Robin Hammond Trans Image on Cover of Nat Geo
New Zealand-born photojournalist Robin Hammond’s image of transgender girl Avery Jackson, 9, has made the cover of the January 2017 special issue of National Geographic magazine on the shifting landscape of gender.
Avery, from Kansas City, is the first transgender person to appear on the cover of National Geographic.
The editor-in-chief of the magazine, Susan Goldberg, said: “The portraits of all the children [in the feature story] are beautiful. We especially loved the portrait of Avery – strong and proud. We thought that, in a glance, she summed up the concept of ‘Gender Revolution.’”
In an interview with Stuff, Hammond told journalist Philip McSweeney that he photographed 80 nine-year-olds across the globe to gauge insight into their lives, and the discrepancies hewn by location.
“[The project] began in Wellington,” Hammond said. “I tested the questions on nine-year-olds in New Zealand.”
He was then contacted by National Geographic, who were devoting their first issue of 2017 to the complexities of gender.

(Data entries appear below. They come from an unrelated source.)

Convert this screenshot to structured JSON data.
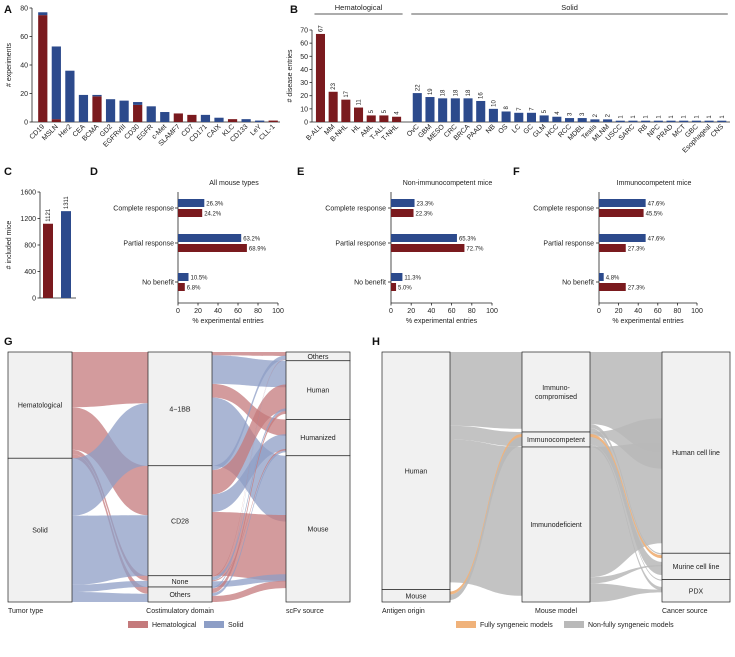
{
  "colors": {
    "heme": "#7a1a1e",
    "solid": "#2c4a8c",
    "heme_flow": "#c47a7c",
    "solid_flow": "#8d9ec6",
    "node_fill": "#f1f1f1",
    "grey_flow": "#b9b9b9",
    "orange_flow": "#f0b27a"
  },
  "chart_data": [
    {
      "panel": "A",
      "type": "bar",
      "ylabel": "# experiments",
      "ylim": [
        0,
        80
      ],
      "yticks": [
        "0",
        "20",
        "40",
        "60",
        "80"
      ],
      "categories": [
        "CD19",
        "MSLN",
        "Her2",
        "CEA",
        "BCMA",
        "GD2",
        "EGFRvIII",
        "CD30",
        "EGFR",
        "c-Met",
        "SLAMF7",
        "CD7",
        "CD171",
        "CAIX",
        "KLC",
        "CD133",
        "LeY",
        "CLL-1"
      ],
      "series": [
        {
          "name": "Hematological",
          "values": [
            75,
            2,
            0,
            0,
            18,
            0,
            0,
            12,
            0,
            0,
            6,
            5,
            0,
            0,
            2,
            0,
            0,
            1
          ]
        },
        {
          "name": "Solid",
          "values": [
            2,
            51,
            36,
            19,
            1,
            16,
            15,
            2,
            11,
            7,
            0,
            0,
            5,
            3,
            0,
            2,
            1,
            0
          ]
        }
      ]
    },
    {
      "panel": "B",
      "type": "bar",
      "ylabel": "# disease entries",
      "ylim": [
        0,
        70
      ],
      "yticks": [
        "0",
        "10",
        "20",
        "30",
        "40",
        "50",
        "60",
        "70"
      ],
      "group_labels": {
        "heme": "Hematological",
        "solid": "Solid"
      },
      "categories": [
        "B-ALL",
        "MM",
        "B-NHL",
        "HL",
        "AML",
        "T-ALL",
        "T-NHL",
        "OvC",
        "GBM",
        "MESO",
        "CRC",
        "BRCA",
        "PAAD",
        "NB",
        "OS",
        "LC",
        "GC",
        "GLM",
        "HCC",
        "RCC",
        "MDBL",
        "Testis",
        "MLNM",
        "USCC",
        "SARC",
        "RB",
        "NPC",
        "PRAD",
        "MCT",
        "GBC",
        "Esophageal",
        "CNS"
      ],
      "values": [
        67,
        23,
        17,
        11,
        5,
        5,
        4,
        22,
        19,
        18,
        18,
        18,
        16,
        10,
        8,
        7,
        7,
        5,
        4,
        3,
        3,
        2,
        2,
        1,
        1,
        1,
        1,
        1,
        1,
        1,
        1,
        1
      ],
      "labels": [
        "67",
        "23",
        "17",
        "11",
        "5",
        "5",
        "4",
        "22",
        "19",
        "18",
        "18",
        "18",
        "16",
        "10",
        "8",
        "7",
        "7",
        "5",
        "4",
        "3",
        "3",
        "2",
        "2",
        "1",
        "1",
        "1",
        "1",
        "1",
        "1",
        "1",
        "1",
        "1"
      ],
      "group": [
        "h",
        "h",
        "h",
        "h",
        "h",
        "h",
        "h",
        "s",
        "s",
        "s",
        "s",
        "s",
        "s",
        "s",
        "s",
        "s",
        "s",
        "s",
        "s",
        "s",
        "s",
        "s",
        "s",
        "s",
        "s",
        "s",
        "s",
        "s",
        "s",
        "s",
        "s",
        "s"
      ]
    },
    {
      "panel": "C",
      "type": "bar",
      "ylabel": "# included mice",
      "ylim": [
        0,
        1600
      ],
      "yticks": [
        "0",
        "400",
        "800",
        "1200",
        "1600"
      ],
      "categories": [
        "Hematological",
        "Solid"
      ],
      "values": [
        1121,
        1311
      ],
      "labels": [
        "1121",
        "1311"
      ]
    },
    {
      "panel": "D",
      "type": "bar",
      "orientation": "horizontal",
      "title": "All mouse types",
      "xlabel": "% experimental entries",
      "xlim": [
        0,
        100
      ],
      "xticks": [
        "0",
        "20",
        "40",
        "60",
        "80",
        "100"
      ],
      "categories": [
        "Complete response",
        "Partial response",
        "No benefit"
      ],
      "series": [
        {
          "name": "Solid",
          "values": [
            26.3,
            63.2,
            10.5
          ],
          "labels": [
            "26.3%",
            "63.2%",
            "10.5%"
          ]
        },
        {
          "name": "Hematological",
          "values": [
            24.2,
            68.9,
            6.8
          ],
          "labels": [
            "24.2%",
            "68.9%",
            "6.8%"
          ]
        }
      ]
    },
    {
      "panel": "E",
      "type": "bar",
      "orientation": "horizontal",
      "title": "Non-immunocompetent mice",
      "xlabel": "% experimental entries",
      "xlim": [
        0,
        100
      ],
      "xticks": [
        "0",
        "20",
        "40",
        "60",
        "80",
        "100"
      ],
      "categories": [
        "Complete response",
        "Partial response",
        "No benefit"
      ],
      "series": [
        {
          "name": "Solid",
          "values": [
            23.3,
            65.3,
            11.3
          ],
          "labels": [
            "23.3%",
            "65.3%",
            "11.3%"
          ]
        },
        {
          "name": "Hematological",
          "values": [
            22.3,
            72.7,
            5.0
          ],
          "labels": [
            "22.3%",
            "72.7%",
            "5.0%"
          ]
        }
      ]
    },
    {
      "panel": "F",
      "type": "bar",
      "orientation": "horizontal",
      "title": "Immunocompetent mice",
      "xlabel": "% experimental entries",
      "xlim": [
        0,
        100
      ],
      "xticks": [
        "0",
        "20",
        "40",
        "60",
        "80",
        "100"
      ],
      "categories": [
        "Complete response",
        "Partial response",
        "No benefit"
      ],
      "series": [
        {
          "name": "Solid",
          "values": [
            47.6,
            47.6,
            4.8
          ],
          "labels": [
            "47.6%",
            "47.6%",
            "4.8%"
          ]
        },
        {
          "name": "Hematological",
          "values": [
            45.5,
            27.3,
            27.3
          ],
          "labels": [
            "45.5%",
            "27.3%",
            "27.3%"
          ]
        }
      ]
    },
    {
      "panel": "G",
      "type": "sankey",
      "axes": [
        "Tumor type",
        "Costimulatory domain",
        "scFv source"
      ],
      "nodes": [
        {
          "name": "Hematological",
          "axis": 0,
          "share": 0.425
        },
        {
          "name": "Solid",
          "axis": 0,
          "share": 0.575
        },
        {
          "name": "4−1BB",
          "axis": 1,
          "share": 0.455
        },
        {
          "name": "CD28",
          "axis": 1,
          "share": 0.44
        },
        {
          "name": "None",
          "axis": 1,
          "share": 0.045
        },
        {
          "name": "Others",
          "axis": 1,
          "share": 0.06
        },
        {
          "name": "Others",
          "axis": 2,
          "share": 0.035
        },
        {
          "name": "Human",
          "axis": 2,
          "share": 0.235
        },
        {
          "name": "Humanized",
          "axis": 2,
          "share": 0.145
        },
        {
          "name": "Mouse",
          "axis": 2,
          "share": 0.585
        }
      ],
      "legend": [
        "Hematological",
        "Solid"
      ]
    },
    {
      "panel": "H",
      "type": "sankey",
      "axes": [
        "Antigen origin",
        "Mouse model",
        "Cancer source"
      ],
      "nodes": [
        {
          "name": "Human",
          "axis": 0,
          "share": 0.95
        },
        {
          "name": "Mouse",
          "axis": 0,
          "share": 0.05
        },
        {
          "name": "Immuno-\ncompromised",
          "axis": 1,
          "share": 0.32
        },
        {
          "name": "Immunocompetent",
          "axis": 1,
          "share": 0.06
        },
        {
          "name": "Immunodeficient",
          "axis": 1,
          "share": 0.62
        },
        {
          "name": "Human cell line",
          "axis": 2,
          "share": 0.805
        },
        {
          "name": "Murine cell line",
          "axis": 2,
          "share": 0.105
        },
        {
          "name": "PDX",
          "axis": 2,
          "share": 0.09
        }
      ],
      "legend": [
        "Fully syngeneic models",
        "Non-fully syngeneic models"
      ]
    }
  ]
}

It has gained traction, with celebrities as renowned as Khloe Kardashian, Geena Davis and Amy Poehler celebrating the cover online. It has also had its detractors, McSweeney writes.
“Half of the comments on Instagram, where National Geographic posted it, were positive and supportive, but the other half … strident, explosively angered, at people identifying with a gender they weren’t assigned at birth,” Hammond told Stuff.
Because National Geographic is a mainstream magazine, he said, it has found its way into schools in America where Queer literature is not allowed.
“And that’s great, because it’s the young generation who are much more accepting than the old generation,” he said.
“Change is going to happen – it is happening – and it’s really great.”
Hammond has won four Amnesty International awards for human rights journalism.
Original article by National Geographic, January 2017.